I am not the oldest para I know by a long shot – as many readers are quick to remind me – but I have been around the barn enough times to see how I’ve taken care of myself (with unending help from my wife) or more importantly, how I haven’t taken care of myself.
The underlying source of most of my daily problems is, at this point, unfixable. I have severe contracture of the knees. Contracture is when your knee joint freezes in a bent position. The muscles and tendons become inelastic from disuse. I didn’t know the word until the problem presented itself only a few months after my injury. There are ways to reverse contracture in the early stages – first, stretching exercises, done religiously, or cumbersome metal or plastic leg braces that you wear, usually at night. Both need to be sustained for months on end. I tried the braces, more than once, and simply became discouraged with the uncomfortable nightly ritual and gave up.

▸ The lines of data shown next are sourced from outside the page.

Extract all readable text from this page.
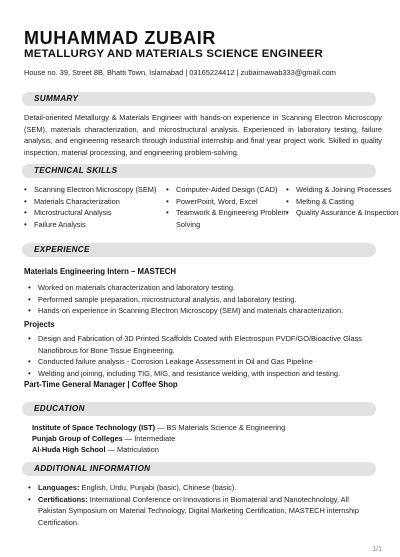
MUHAMMAD ZUBAIR
METALLURGY AND MATERIALS SCIENCE ENGINEER
House no. 39, Street 8B, Bhatti Town, Islamabad | 03165224412 | zubairnawab333@gmail.com
SUMMARY
Detail-oriented Metallurgy & Materials Engineer with hands-on experience in Scanning Electron Microscopy (SEM), materials characterization, and microstructural analysis. Experienced in laboratory testing, failure analysis, and engineering research through industrial internship and final year project work. Skilled in quality inspection, material processing, and engineering problem-solving.
TECHNICAL SKILLS
• Scanning Electron Microscopy (SEM)
• Materials Characterization
• Microstructural Analysis
• Failure Analysis
• Computer-Aided Design (CAD)
• PowerPoint, Word, Excel
• Teamwork & Engineering Problem Solving
• Welding & Joining Processes
• Melting & Casting
• Quality Assurance & Inspection
EXPERIENCE
Materials Engineering Intern – MASTECH
• Worked on materials characterization and laboratory testing.
• Performed sample preparation, microstructural analysis, and laboratory testing.
• Hands-on experience in Scanning Electron Microscopy (SEM) and materials characterization.
Projects
• Design and Fabrication of 3D Printed Scaffolds Coated with Electrospun PVDF/GO/Bioactive Glass Nanofibrous for Bone Tissue Engineering.
• Conducted failure analysis - Corrosion Leakage Assessment in Oil and Gas Pipeline
• Welding and joining, including TIG, MIG, and resistance welding, with inspection and testing.
Part-Time General Manager | Coffee Shop
EDUCATION
Institute of Space Technology (IST) — BS Materials Science & Engineering
Punjab Group of Colleges — Intermediate
Al-Huda High School — Matriculation
ADDITIONAL INFORMATION
• Languages: English, Urdu, Punjabi (basic), Chinese (basic).
• Certifications: International Conference on Innovations in Biomaterial and Nanotechnology, All Pakistan Symposium on Material Technology, Digital Marketing Certification, MASTECH internship Certification.
1/1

The most definitive solution is surgery to loosen the tendons – filet them, as one surgeon described it. I was fifteen years younger when I seriously considered this option. It would have been six or more months of repair and recovery at a time I didn’t think I could afford the time off. Even then, my internist thought the procedure was too risky, but at least one specialist who had done many such operations said, for myriad reasons, to do it.
I didn’t do it. I vacillated until it was too late. Now, at my age, no surgeon would recommend such elective surgery and I feel the full impact of my delay. Chronically bent legs on beds, couches, and even rubbing against your chair are major causes of Mistake #2, pressure sores on my ankles, calves, and the sides of my knees. They also throw off your balance. And they prohibit you from using weight-loading devices to stand you up and aid blood flow and muscle strength. This last one is the killer. Because I got cold feet, as it were, I will never be able to straighten my legs again. That’s demoralizing.